Veterans are not the only ones to benefit. Every returning veteran has a family that may be affected in some way by their problems.

I estimate that at least one third of my project’s clients are family members and partners of the soldiers, who are often unprepared for the challenges their loved ones face on their return from war. The project’s therapists also conduct public lectures to raise awareness about veterans’ mental health issues. Some 3,500 Californians so far have attended these events.

Within the Soldiers Project, I’ve also launched a program called “Adopt A College,” in which volunteers work closely with community colleges and veterans’ representatives to support returning soldiers. Volunteers serving as liaisons between our project and the colleges help educate staff members and faculty about returning troops’ potential psychological problems, while also referring soldiers in need of our services to our therapists.

Through a partnership with Brandman University in Irvine, Adopt A College now operates at seven Los Angeles area community colleges, and I plan soon to expand it to four more colleges, in Los Angeles and Sacramento.

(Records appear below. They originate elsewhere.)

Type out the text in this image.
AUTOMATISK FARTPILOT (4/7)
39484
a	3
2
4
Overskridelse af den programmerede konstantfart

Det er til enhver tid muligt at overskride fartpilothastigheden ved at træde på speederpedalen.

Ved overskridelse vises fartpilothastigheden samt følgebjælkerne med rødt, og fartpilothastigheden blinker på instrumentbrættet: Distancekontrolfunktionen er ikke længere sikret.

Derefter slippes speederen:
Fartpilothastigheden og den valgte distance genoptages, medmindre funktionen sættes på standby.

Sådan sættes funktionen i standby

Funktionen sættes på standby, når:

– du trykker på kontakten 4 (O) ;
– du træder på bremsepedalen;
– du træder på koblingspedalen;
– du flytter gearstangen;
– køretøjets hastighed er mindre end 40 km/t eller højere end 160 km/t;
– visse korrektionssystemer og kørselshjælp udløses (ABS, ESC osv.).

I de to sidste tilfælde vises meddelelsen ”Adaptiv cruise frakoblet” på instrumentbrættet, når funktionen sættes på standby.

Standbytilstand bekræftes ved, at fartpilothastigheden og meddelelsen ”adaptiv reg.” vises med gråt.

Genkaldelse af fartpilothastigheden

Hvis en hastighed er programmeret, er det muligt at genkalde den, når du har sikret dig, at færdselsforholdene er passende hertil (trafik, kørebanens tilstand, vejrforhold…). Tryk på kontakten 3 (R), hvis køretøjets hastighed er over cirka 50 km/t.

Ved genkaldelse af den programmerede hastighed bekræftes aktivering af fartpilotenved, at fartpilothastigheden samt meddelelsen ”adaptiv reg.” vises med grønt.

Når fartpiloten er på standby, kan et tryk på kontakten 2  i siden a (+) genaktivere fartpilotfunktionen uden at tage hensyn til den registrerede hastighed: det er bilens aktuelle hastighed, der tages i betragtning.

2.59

A 2008 Rand Corporation survey found that one in five recent U.S. veterans reported symptoms of major mental illness. But I worry that many veterans aren’t speaking out, which means the true rate of problems may be much higher. Many soldiers fear the stigma attached to asking for help and worry that their records won’t be kept confidential. Others suffer from post traumatic stress, and thus can’t bear to be near large, busy buildings such as Veterans Administration hospitals. Still others may be gay and lesbian, and thus wouldn’t be able to be honest with military therapists under the “don’t ask, don’t tell” policy.

The Soldiers Project offers a special safety net for all these veterans and others, even as it collaborates with the military to keep reaching out to returnees in need. A group of therapists routinely attend yellow-ribbon events run by the National Guard, for instance, to get out the word about the project’s services. Military members have also helped train the project’s therapists in understanding the culture of the armed forces.

California is now home to some 160,000 recent veterans, more than in any other state, and this population is bound to increase as the military winds down the war in Afghanistan. I’m glad the Soldiers Project will be there to help them return to life in peacetime.

Dr. Judith Broder is founder and director of The Soldiers Project, and a 2011 recipient of the James Irvine Foundation Leadership Awards.